Естество мое в ее руках было преисполнено силой и мужской моей уверенностью. Потом Людмила потянула меня за собой, и тут же между стендами, в проходе, легла на спину. Она опустилась обнаженными ягодицами на нижний подол платья, широко развела открытые колени и привлекла меня к себе. Ее рука снова нашла мое мужское начало и, приподняв бедра, она поднесла к нему свое лоно, которое я теперь явственно ощущал – мне оставалось сделать лишь встречный толчок... И в следующее мгновение я вошел в Людмилу. Чувство нежности и ласки, и благодарности было таким сильным, щемящим и таким естественным, что я вдруг куда-то исчез, растворился, перестал существовать, как если бы за столько лет своей маеты обрел наконец место, где мне хорошо, где мне отвечали плавно, и горячо, и влажно, и ласково, не упуская никаких мелочей. Людмила словно вслушивалась в то, что делалось у меня внутри, и предугадывала все мои желания. Я целовал ее, ловил губами ее язык или уступал ей свой, одновременно ощущая внизу острые поцелуи, которыми обменивались наши гениталии. Ее лоно билось мне навстречу под разными углами, желая увеличить площадь наших соприкосновений, и еще были объятия, тесные объятия ног и рук, когда от близости перехватывало дыхание... В какой-то момент я поднял глаза и увидел, что груди Людмилы оголены – как это я мог забыть о них! – но она уже сама положила на них мои ладони, давая новое направление моей ласке. Освобожденные от лифчика груди были большие, красивые, плотные, с тугими сосками – я послушно стал гладить и нежно мять их, слыша тихие поощряющие стоны Людмилы. Но тут на самом краю моего наслаждения мне стало мерещиться что-то тревожное, нехорошее, почти забытое и вот теперь поднимающееся со дна медленной мутью. Мне показалось, что все это уже было со мной, и теперь повторяется, а дальше... дальше передо мною были груди тети Любы, и подо мною была не Людмила, а Люба... Я вздрогнул и остановился. Я лежал на Людмиле, конечно, на ней, но не мог сделать ни одного движения – меня словно парализовало. Как мужчина я перестал существовать – я чувствовал, как вывалилось мое опавшее естество, вытолкнутое тугими мышцами возбужденного людмилиного лона.
– Что случилось, Андрюша? – встревожено, как мать, приподнялась она. – Я что-то сделала не так?
Я не знал, куда деваться от стыда и отчаяния, а больше – от собственного позора. Поднявшись, но не поднимая глаз на Людмилу, еще сидящую на полу, я угрюмо спрятал то, что у меня осталось от прежнего мужчины, и сказал:
– Простите, я пойду...
– Постой, Андрей, – сказала Людмила, протягивая мне руку, чтобы я помог ей встать. – Постой, мой мальчик. Что случилось? Все было хорошо, ведь так? Что случилось? Скажи мне, я пойму. Я исправлю, если дело во мне.
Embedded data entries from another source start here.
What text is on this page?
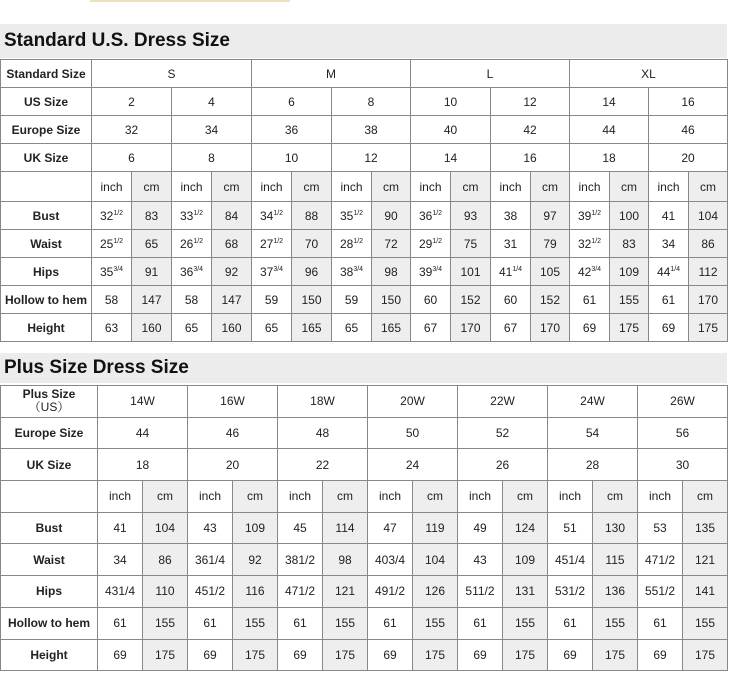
Standard U.S. Dress Size
Standard Size	S				M				L				XL			
US Size	2		4		6		8		10		12		14		16	
Europe Size	32		34		36		38		40		42		44		46	
UK Size	6		8		10		12		14		16		18		20	
	inch	cm	inch	cm	inch	cm	inch	cm	inch	cm	inch	cm	inch	cm	inch	cm
Bust	$32^{1/2}$	83	$33^{1/2}$	84	$34^{1/2}$	88	$35^{1/2}$	90	$36^{1/2}$	93	38	97	$39^{1/2}$	100	41	104
Waist	$25^{1/2}$	65	$26^{1/2}$	68	$27^{1/2}$	70	$28^{1/2}$	72	$29^{1/2}$	75	31	79	$32^{1/2}$	83	34	86
Hips	$35^{3/4}$	91	$36^{3/4}$	92	$37^{3/4}$	96	$38^{3/4}$	98	$39^{3/4}$	101	$41^{1/4}$	105	$42^{3/4}$	109	$44^{1/4}$	112
Hollow to hem	58	147	58	147	59	150	59	150	60	152	60	152	61	155	61	170
Height	63	160	65	160	65	165	65	165	67	170	67	170	69	175	69	175
Plus Size Dress Size
Plus Size
（US）	14W		16W		18W		20W		22W		24W		26W	
Europe Size	44		46		48		50		52		54		56	
UK Size	18		20		22		24		26		28		30	
	inch	cm	inch	cm	inch	cm	inch	cm	inch	cm	inch	cm	inch	cm
Bust	41	104	43	109	45	114	47	119	49	124	51	130	53	135
Waist	34	86	361/4	92	381/2	98	403/4	104	43	109	451/4	115	471/2	121
Hips	431/4	110	451/2	116	471/2	121	491/2	126	511/2	131	531/2	136	551/2	141
Hollow to hem	61	155	61	155	61	155	61	155	61	155	61	155	61	155
Height	69	175	69	175	69	175	69	175	69	175	69	175	69	175
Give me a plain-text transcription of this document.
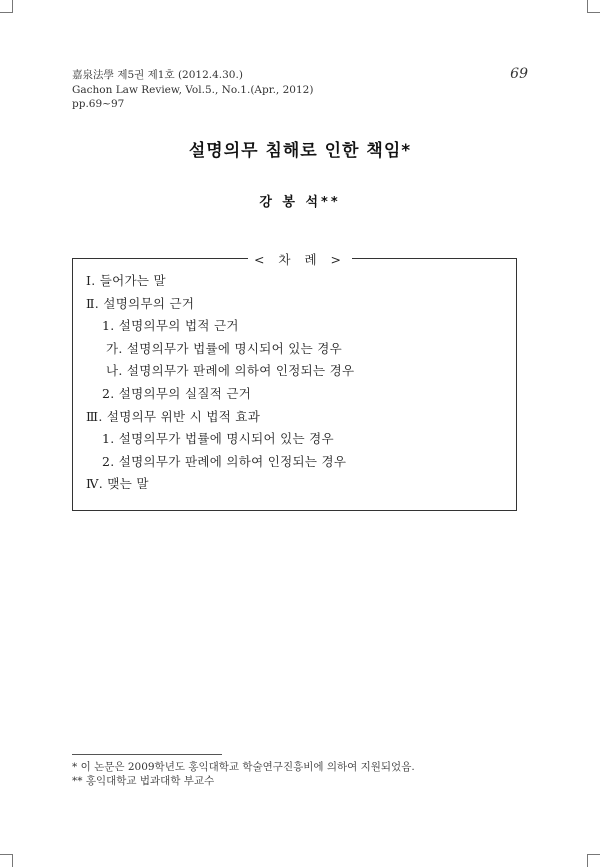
嘉泉法學 제5권 제1호 (2012.4.30.)
Gachon Law Review, Vol.5., No.1.(Apr., 2012)
pp.69~97
69
설명의무 침해로 인한 책임*
강 봉 석**
< 차 례 >
Ⅰ. 들어가는 말
Ⅱ. 설명의무의 근거
1. 설명의무의 법적 근거
가. 설명의무가 법률에 명시되어 있는 경우
나. 설명의무가 판례에 의하여 인정되는 경우
2. 설명의무의 실질적 근거
Ⅲ. 설명의무 위반 시 법적 효과
1. 설명의무가 법률에 명시되어 있는 경우
2. 설명의무가 판례에 의하여 인정되는 경우
Ⅳ. 맺는 말
* 이 논문은 2009학년도 홍익대학교 학술연구진흥비에 의하여 지원되었음.
** 홍익대학교 법과대학 부교수
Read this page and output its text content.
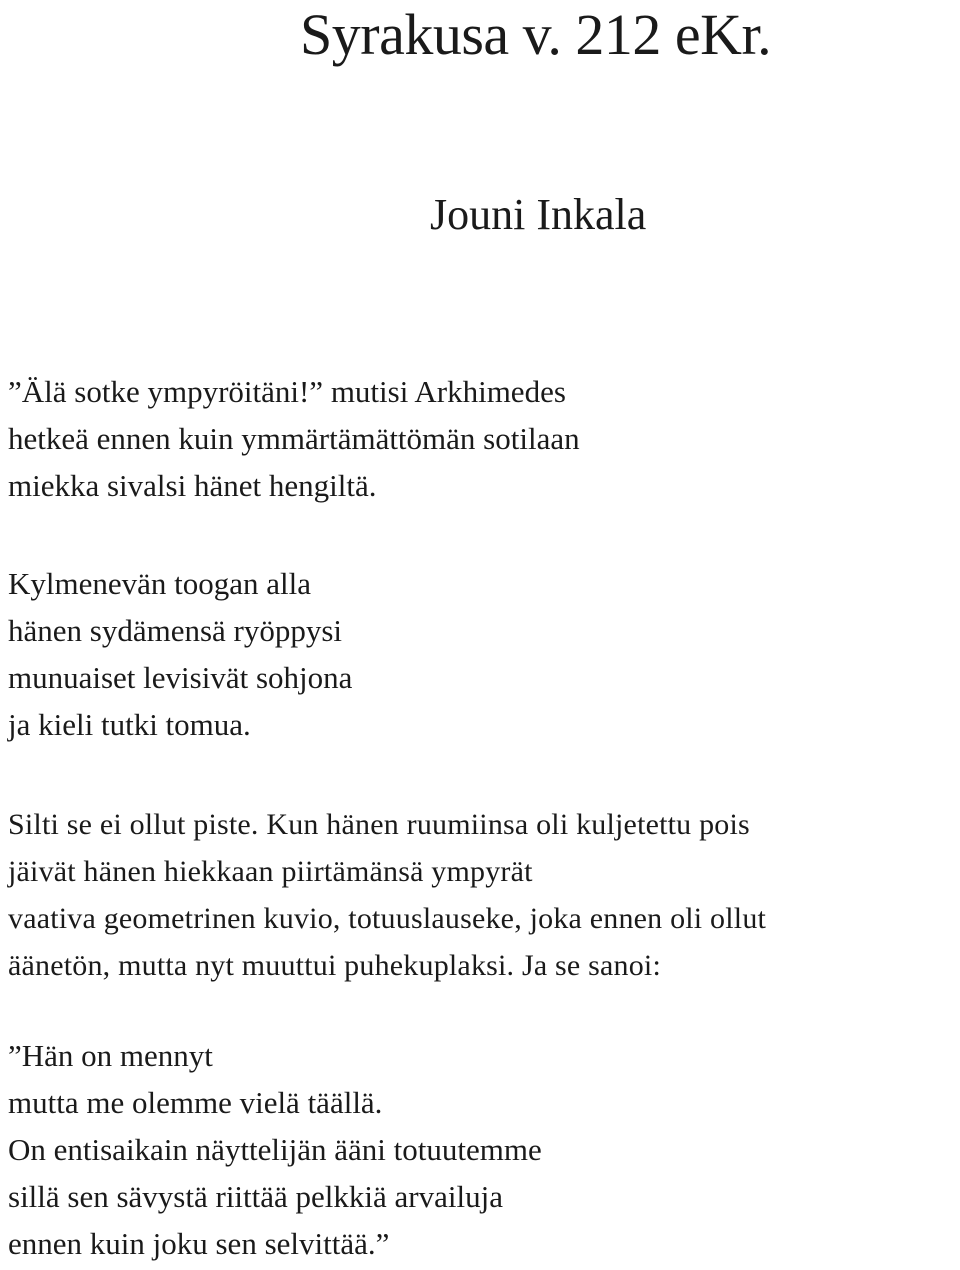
Syrakusa v. 212 eKr.
Jouni Inkala
”Älä sotke ympyröitäni!” mutisi Arkhimedes
hetkeä ennen kuin ymmärtämättömän sotilaan
miekka sivalsi hänet hengiltä.
Kylmenevän toogan alla
hänen sydämensä ryöppysi
munuaiset levisivät sohjona
ja kieli tutki tomua.
Silti se ei ollut piste. Kun hänen ruumiinsa oli kuljetettu pois
jäivät hänen hiekkaan piirtämänsä ympyrät
vaativa geometrinen kuvio, totuuslauseke, joka ennen oli ollut
äänetön, mutta nyt muuttui puhekuplaksi. Ja se sanoi:
”Hän on mennyt
mutta me olemme vielä täällä.
On entisaikain näyttelijän ääni totuutemme
sillä sen sävystä riittää pelkkiä arvailuja
ennen kuin joku sen selvittää.”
– Ничего, – сказал я. – Ничего не случилось.
– Нет, скажи мне, что? Ведь все было хорошо...
– Ничего не случилось, – тупо повторил я, глядя мимо нее, в сторону. – Можно я пойду?
– Я тебе не понравилась?
Я не знал, что на это ответить – отчаяние разрывало мне грудь, и я только еще раз сказал, впервые отважившись посмотреть на Людмилу:
– Можно я пойду?
Лицо ее исказила гримаса, и из нежного, страстного, глубокого, исполненного любви и понимания оно вдруг стало бесконечно холодным и чужим, и я услышал ледяной голос Людмилы:
– Иди, тебя никто не держит. Вот ключ. Открой и иди. Прощай!
И я ушел.
На следующий день я был в карауле на складах. На плече у меня висел СКС – самозарядный карабин Симонова, довольно серьезная штука, и патроны к нему. Впрочем, мне нужен был всего один. Была безумная белая ночь, с солнцем, остававшимся прямо над сопками, на которые отсюда, со стороны складов открывался фантастический вид... Веяло весной, свежестью, холодком льда, небо надо мной было расцвечено высоко обметавшими его серебристыми облачками, где-то я читал, что такие формируются уже в стратосфере, а ниже были другие облачка, перистые, но и они, видимо, простирались на разных высотах и оттого и окрашены были по-разному – в градации от фиолетового до золотого, что вместе с бездонной лазурью напоминало мне «Святую троицу» Андрея Рублева. Но теперь я смотрел на все это как бы со стороны, спокойно и прохладно, это было уже не мое, не для меня, я с этим простился, я просто искал подходящее место, чтобы поудобней сесть и наставить себе в рот дуло карабина... Я знал, что так покончил с жизнью мой любимый писатель Эрнест Хемингуэй, в романе которого «Прощай, оружие», поразившем меня, я находил много близкого. Я считал, что жизнь моя кончена, что с таким позором я не имею права жить дальше. Я-то мечтал стать сильным и мудрым, глубоким и человечным, но не сдал даже простого экзамена на мужскую зрелость. Мне было уже двадцать лет, а в роте я был единственным, кто не спал с женщинами. То, что было с Любой, я все эти годы старался выбросить из головы, напрочь забыть, но она напомнила о себе самым жестоким и беспощадным образом. Я понял так, что теперь она будет всегда являться, чтобы отнимать меня у женщины, которую я обнимаю... Это был приговор. Я знал, что подобные вещи надо лечить у психиатров. Но кому я мог сказать, что убил женщину в постели, и что с тех пор она преследует меня, и убийство так пока и не раскрыто. Неужели его надо было раскрыть, чтобы я стал нормальным?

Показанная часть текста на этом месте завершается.